The thing is on pre-NES consoles most games were arcade ports of very simple games that dealt with single screens at a time, were score focused, and didn't have much depth. The entire gameplay was always focused on a single addicting mechanic for a high score or competing with another player in the same mechanics. There is a completely transformative difference for the type of games that came out on NES (and Sega systems, and MSX, and etc) vs what came before.

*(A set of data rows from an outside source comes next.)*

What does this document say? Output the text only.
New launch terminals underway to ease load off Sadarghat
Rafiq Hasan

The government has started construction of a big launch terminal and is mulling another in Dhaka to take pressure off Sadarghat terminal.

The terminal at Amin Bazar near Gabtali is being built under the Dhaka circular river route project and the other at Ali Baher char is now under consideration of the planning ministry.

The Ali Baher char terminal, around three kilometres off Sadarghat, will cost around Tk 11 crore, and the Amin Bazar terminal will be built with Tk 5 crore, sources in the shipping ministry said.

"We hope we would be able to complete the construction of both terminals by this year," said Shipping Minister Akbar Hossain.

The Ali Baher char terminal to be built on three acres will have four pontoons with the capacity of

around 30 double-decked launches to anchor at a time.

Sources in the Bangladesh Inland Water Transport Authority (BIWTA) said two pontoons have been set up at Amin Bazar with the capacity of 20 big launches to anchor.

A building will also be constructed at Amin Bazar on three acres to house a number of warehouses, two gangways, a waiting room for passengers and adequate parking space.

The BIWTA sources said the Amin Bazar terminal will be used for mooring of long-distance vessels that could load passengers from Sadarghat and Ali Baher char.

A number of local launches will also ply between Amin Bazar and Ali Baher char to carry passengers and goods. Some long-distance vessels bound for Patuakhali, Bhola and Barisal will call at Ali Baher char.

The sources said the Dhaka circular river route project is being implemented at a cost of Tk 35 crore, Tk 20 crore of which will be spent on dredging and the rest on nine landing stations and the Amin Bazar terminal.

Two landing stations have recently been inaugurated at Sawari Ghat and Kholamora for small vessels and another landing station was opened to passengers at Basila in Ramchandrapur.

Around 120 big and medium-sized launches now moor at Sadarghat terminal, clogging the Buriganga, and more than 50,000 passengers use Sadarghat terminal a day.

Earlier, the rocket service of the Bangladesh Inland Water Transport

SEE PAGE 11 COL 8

I like to think of the line as being Super Mario Bros, but Namco was even earlier with Pac-Land in arcades and Capcom was right on point with Makaimura coming out around the same time as SMB. It was the technology of the era that drove games to be more complicated + interesting and the 1985 line in that sense is just really hard for me to cross back over. This idea of longer games that exist outside of the narrow box of your screen and outside of one sitting, games that scroll through big worlds or games that can persist data across play sessions, games that are about more than just competing with another player but interacting with a game world are what matter to me. The explosion of game genres after 1985 is really a result of the improving technology and the NES just happened to have the right mix of technology at the right time to be the first platform for many groundbreaking and long-running game series.
I don't really know how you can like SNES or Genesis and not like what's on tap for NES. Sure, developers got better at making games, the resources they had were better in terms of storage space, system speed, sprite limits, color, and so on, but fundamentally the types of games you got were pretty similar.